Both the Canberra Capitals and I decided to end my contract. It was seven months out from Rio, and the Australian coach Brendan Joyce still wanted me to play in the Olympics, he was so supportive, doing everything he could to help me, he threw me a lifeline to cling to when I was feeling so down about it all. I hadn’t been playing regularly, I’d had so many surgical procedures, so many on that right knee alone, and all under general anaesthetic, and I still needed painkillers just to move. But Rio became my goal, I was going to play in my fifth Olympics.

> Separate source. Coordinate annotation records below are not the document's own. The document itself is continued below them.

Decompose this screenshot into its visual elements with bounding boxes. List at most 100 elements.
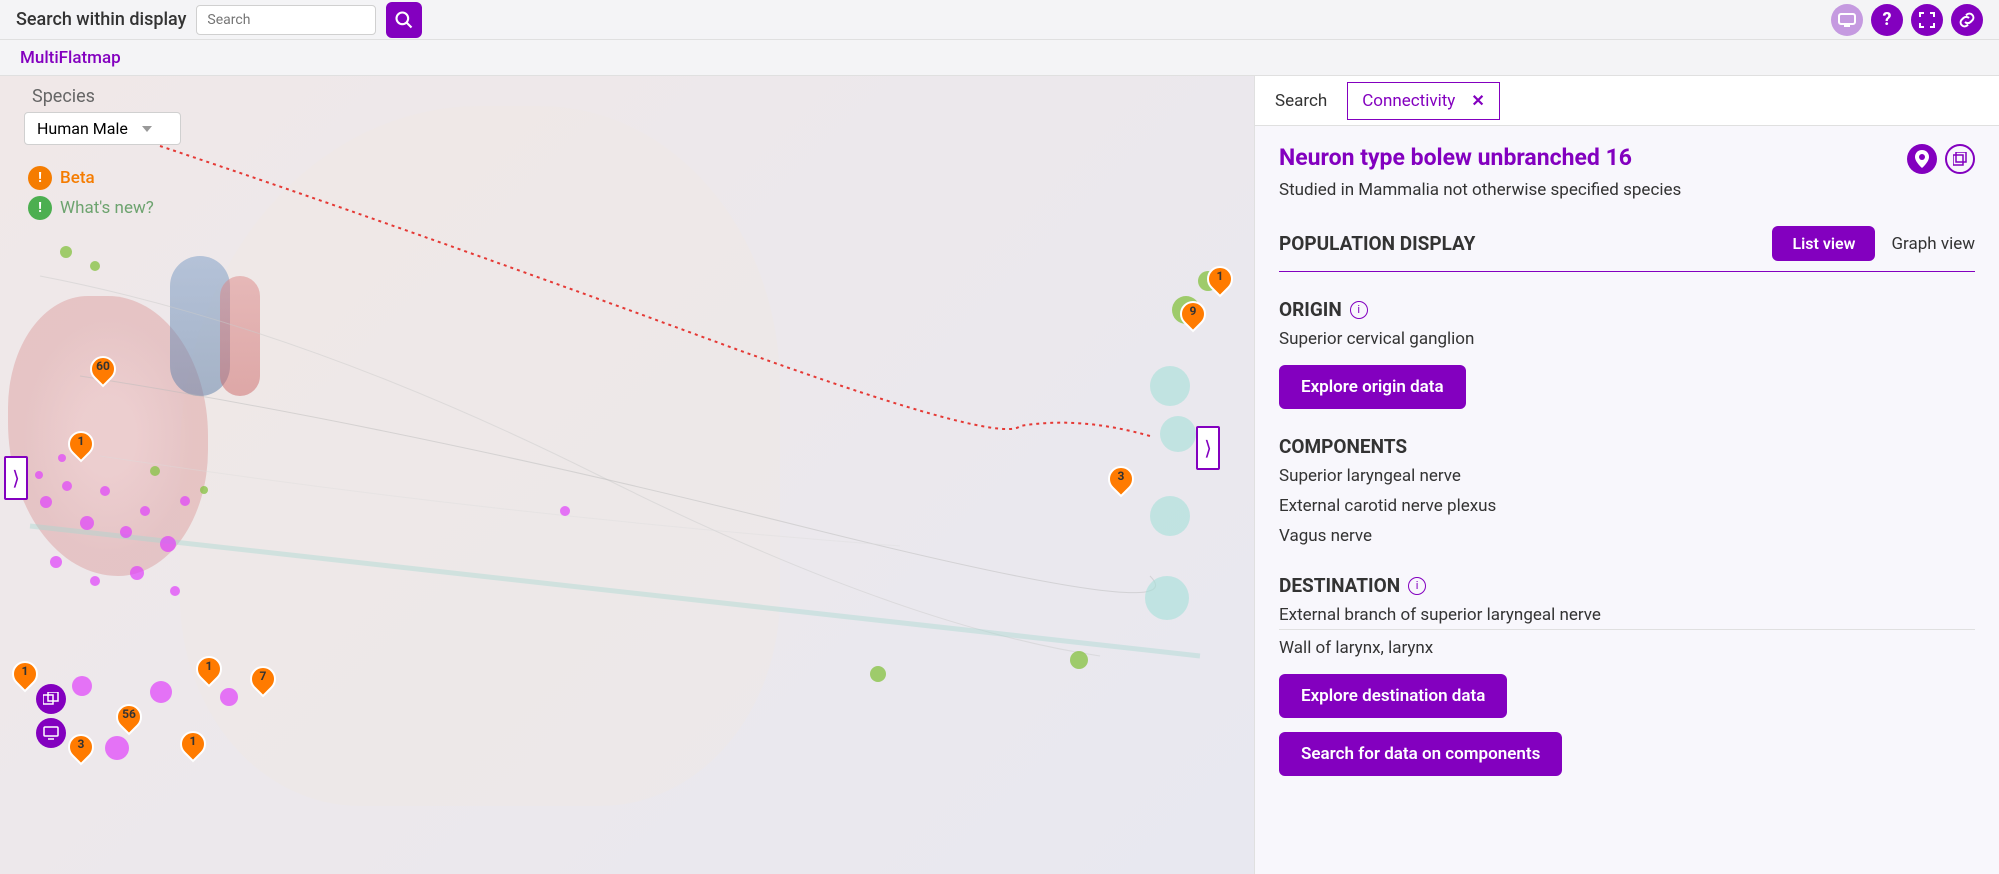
flatmap-canvas[interactable]: Species Human Male ! Beta ! What's new? … bbox=[0, 76, 1254, 874]
data-point[interactable] bbox=[1160, 416, 1196, 452]
pin-icon bbox=[1915, 150, 1929, 168]
panel-body: Neuron type bolew unbranched 16 Studied … bbox=[1255, 126, 1999, 874]
component-item: External carotid nerve plexus bbox=[1279, 496, 1975, 518]
origin-section: ORIGIN i Superior cervical ganglion Expl… bbox=[1279, 298, 1975, 409]
info-icon[interactable]: i bbox=[1408, 577, 1426, 595]
drawer-handle-left[interactable]: ⟩ bbox=[4, 456, 28, 500]
search-button[interactable] bbox=[386, 2, 422, 38]
map-pin[interactable]: 1 bbox=[180, 731, 206, 765]
close-icon[interactable]: ✕ bbox=[1471, 91, 1484, 110]
fullscreen-icon bbox=[1919, 12, 1935, 28]
data-point[interactable] bbox=[72, 676, 92, 696]
monitor-icon bbox=[1838, 13, 1856, 27]
data-point[interactable] bbox=[150, 681, 172, 703]
map-pin[interactable]: 1 bbox=[1207, 266, 1233, 300]
data-point[interactable] bbox=[150, 466, 160, 476]
map-pin[interactable]: 1 bbox=[196, 656, 222, 690]
species-value: Human Male bbox=[37, 119, 128, 138]
question-icon: ? bbox=[1883, 9, 1892, 30]
data-point[interactable] bbox=[560, 506, 570, 516]
component-item: Vagus nerve bbox=[1279, 526, 1975, 548]
components-section: COMPONENTS Superior laryngeal nerve Exte… bbox=[1279, 435, 1975, 548]
map-pin[interactable]: 7 bbox=[250, 666, 276, 700]
connectivity-panel: Search Connectivity ✕ Neuron type bolew … bbox=[1254, 76, 1999, 874]
monitor-icon bbox=[43, 726, 59, 740]
data-point[interactable] bbox=[80, 516, 94, 530]
map-pin[interactable]: 56 bbox=[116, 704, 142, 738]
map-pin[interactable]: 1 bbox=[12, 661, 38, 695]
search-label: Search within display bbox=[16, 9, 186, 30]
destination-item: Wall of larynx, larynx bbox=[1279, 638, 1975, 660]
data-point[interactable] bbox=[1145, 576, 1189, 620]
explore-origin-button[interactable]: Explore origin data bbox=[1279, 365, 1466, 409]
components-heading: COMPONENTS bbox=[1279, 435, 1407, 458]
data-point[interactable] bbox=[200, 486, 208, 494]
whats-new-link[interactable]: ! What's new? bbox=[28, 196, 154, 220]
list-view-button[interactable]: List view bbox=[1772, 226, 1875, 261]
destination-heading: DESTINATION bbox=[1279, 574, 1400, 597]
data-point[interactable] bbox=[130, 566, 144, 580]
top-right-icons: ? bbox=[1831, 4, 1983, 36]
data-point[interactable] bbox=[90, 576, 100, 586]
split-view-button[interactable] bbox=[36, 684, 66, 714]
species-label: Species bbox=[32, 86, 95, 107]
data-point[interactable] bbox=[170, 586, 180, 596]
data-point[interactable] bbox=[160, 536, 176, 552]
data-point[interactable] bbox=[62, 481, 72, 491]
data-point[interactable] bbox=[58, 454, 66, 462]
chevron-down-icon bbox=[142, 126, 152, 132]
search-input[interactable] bbox=[196, 5, 376, 35]
beta-label: Beta bbox=[60, 168, 95, 188]
origin-heading: ORIGIN bbox=[1279, 298, 1342, 321]
data-point[interactable] bbox=[50, 556, 62, 568]
info-icon[interactable]: i bbox=[1350, 301, 1368, 319]
neuron-subtitle: Studied in Mammalia not otherwise specif… bbox=[1279, 180, 1975, 200]
map-pin[interactable]: 3 bbox=[68, 734, 94, 768]
graph-view-button[interactable]: Graph view bbox=[1891, 234, 1975, 254]
copy-icon bbox=[1953, 152, 1967, 166]
link-button[interactable] bbox=[1951, 4, 1983, 36]
destination-section: DESTINATION i External branch of superio… bbox=[1279, 574, 1975, 776]
data-point[interactable] bbox=[120, 526, 132, 538]
data-point[interactable] bbox=[180, 496, 190, 506]
component-item: Superior laryngeal nerve bbox=[1279, 466, 1975, 488]
tab-connectivity[interactable]: Connectivity ✕ bbox=[1347, 82, 1500, 120]
data-point[interactable] bbox=[105, 736, 129, 760]
data-point[interactable] bbox=[140, 506, 150, 516]
whats-new-icon: ! bbox=[28, 196, 52, 220]
copy-button[interactable] bbox=[1945, 144, 1975, 174]
data-point[interactable] bbox=[1070, 651, 1088, 669]
species-select[interactable]: Human Male bbox=[24, 112, 181, 145]
data-point[interactable] bbox=[1150, 496, 1190, 536]
beta-icon: ! bbox=[28, 166, 52, 190]
breadcrumb[interactable]: MultiFlatmap bbox=[20, 48, 121, 68]
map-pin[interactable]: 60 bbox=[90, 356, 116, 390]
search-components-button[interactable]: Search for data on components bbox=[1279, 732, 1562, 776]
data-point[interactable] bbox=[60, 246, 72, 258]
data-point[interactable] bbox=[1150, 366, 1190, 406]
map-pin[interactable]: 9 bbox=[1180, 301, 1206, 335]
data-point[interactable] bbox=[220, 688, 238, 706]
fullscreen-button[interactable] bbox=[1911, 4, 1943, 36]
drawer-handle-right[interactable]: ⟩ bbox=[1196, 426, 1220, 470]
beta-badge[interactable]: ! Beta bbox=[28, 166, 95, 190]
monitor-button[interactable] bbox=[36, 718, 66, 748]
link-icon bbox=[1958, 11, 1976, 29]
locate-button[interactable] bbox=[1907, 144, 1937, 174]
destination-item: External branch of superior laryngeal ne… bbox=[1279, 605, 1975, 630]
map-pin[interactable]: 1 bbox=[68, 431, 94, 465]
help-button[interactable]: ? bbox=[1871, 4, 1903, 36]
data-point[interactable] bbox=[40, 496, 52, 508]
data-point[interactable] bbox=[90, 261, 100, 271]
panel-tabs: Search Connectivity ✕ bbox=[1255, 76, 1999, 126]
data-point[interactable] bbox=[100, 486, 110, 496]
data-point[interactable] bbox=[870, 666, 886, 682]
tab-search[interactable]: Search bbox=[1275, 91, 1327, 111]
body-silhouette bbox=[180, 106, 780, 806]
map-pin[interactable]: 3 bbox=[1108, 466, 1134, 500]
data-point[interactable] bbox=[35, 471, 43, 479]
windows-icon bbox=[43, 692, 59, 706]
top-bar: Search within display ? bbox=[0, 0, 1999, 40]
display-mode-icon[interactable] bbox=[1831, 4, 1863, 36]
explore-destination-button[interactable]: Explore destination data bbox=[1279, 674, 1507, 718]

I went to the coast to stay with Mum and Dad while I was recovering from the ACL surgery and decided one day to get my legs waxed. It was a Saturday morning, and a short time after I returned to my parents’ place my knee joint blew up, and I thought I’d reinjured it again, but couldn’t work out how. My knee was hot and achy, and it was getting more and more sore as the day progressed. By that night the pain was terrible, and my knee looked fat. All of the swelling made my joint tight, and then the pain got real. By Sunday, I thought I must have re-ruptured it or something, but didn’t know how because I hadn’t been doing anything strenuous. I managed to get on to Dr Young, who suggested that it sounded like I was getting an infection and that I should get back and see him. I didn’t believe that was the case, I couldn’t see how it was remotely possible, I’d never had an infection in my life, he must be wrong.

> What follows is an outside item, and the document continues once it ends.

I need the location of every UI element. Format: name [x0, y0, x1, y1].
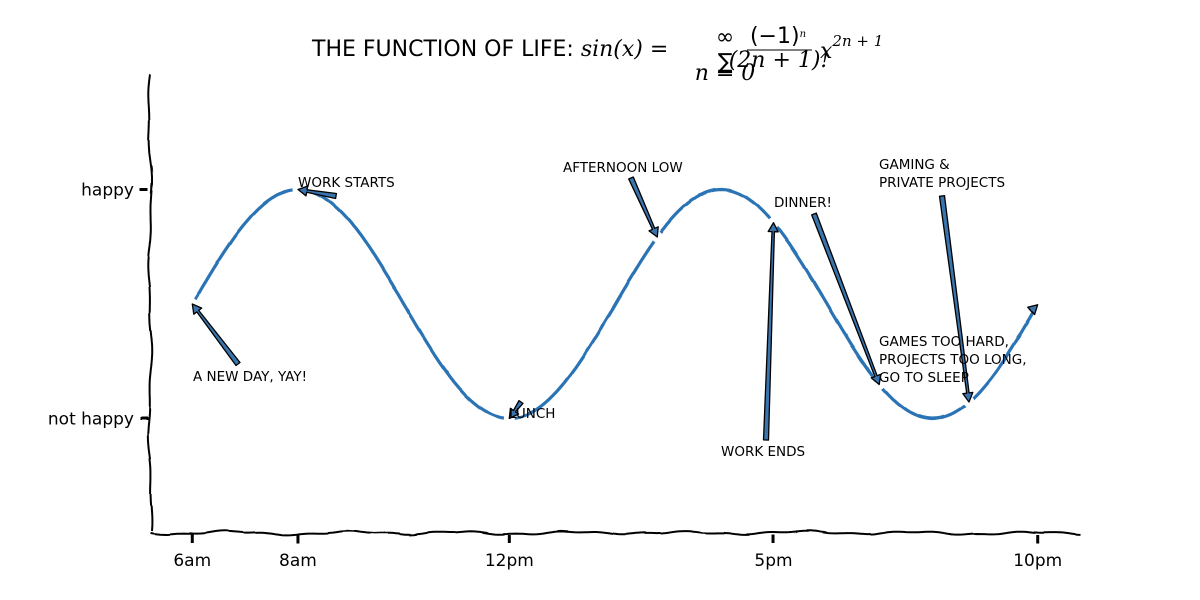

It was Sunday, Mum and Dad had friends over, I couldn’t drive, so I just left it. I didn’t want to put my parents out because they’d already done so much for me and they were enjoying time with their friends, it could wait. By Monday, I started getting sick, I couldn’t eat, I was getting the sweats and I thought I was coming down with some sort of bug, and again I left it. By Wednesday, I needed to speak with the surgeon again, who was fairly cranky with me at this stage and told me to get to the AIS as soon as possible so they could look at my knee and take some blood tests. Mum and Dad drove me to the AIS, the doctor did the blood tests, and then they drove me to the house I was renting from Paulie at the time. I was there on my own when the doctor from the AIS came to the house and told me to fly to Melbourne to see the surgeon straight away, I had a staphylococcal infection. They think that possibly the leg wax around the healing surgical wound had brought on the infection, but I was the one who had left it so long, it was my fault that it hadn’t been seen to before. If I’d gone on the Sunday like the surgeon had originally suggested, I probably wouldn’t have needed surgery, I would have just gone on antibiotics, but I was in hospital for a week and ended up having another two operations. They had to clean it all up, my knee joint had literally turned to jelly, it was already really sore from the previous surgeries and it was taking longer to heal than normal.

I knew, there was a part of me that knew, that my career was probably over.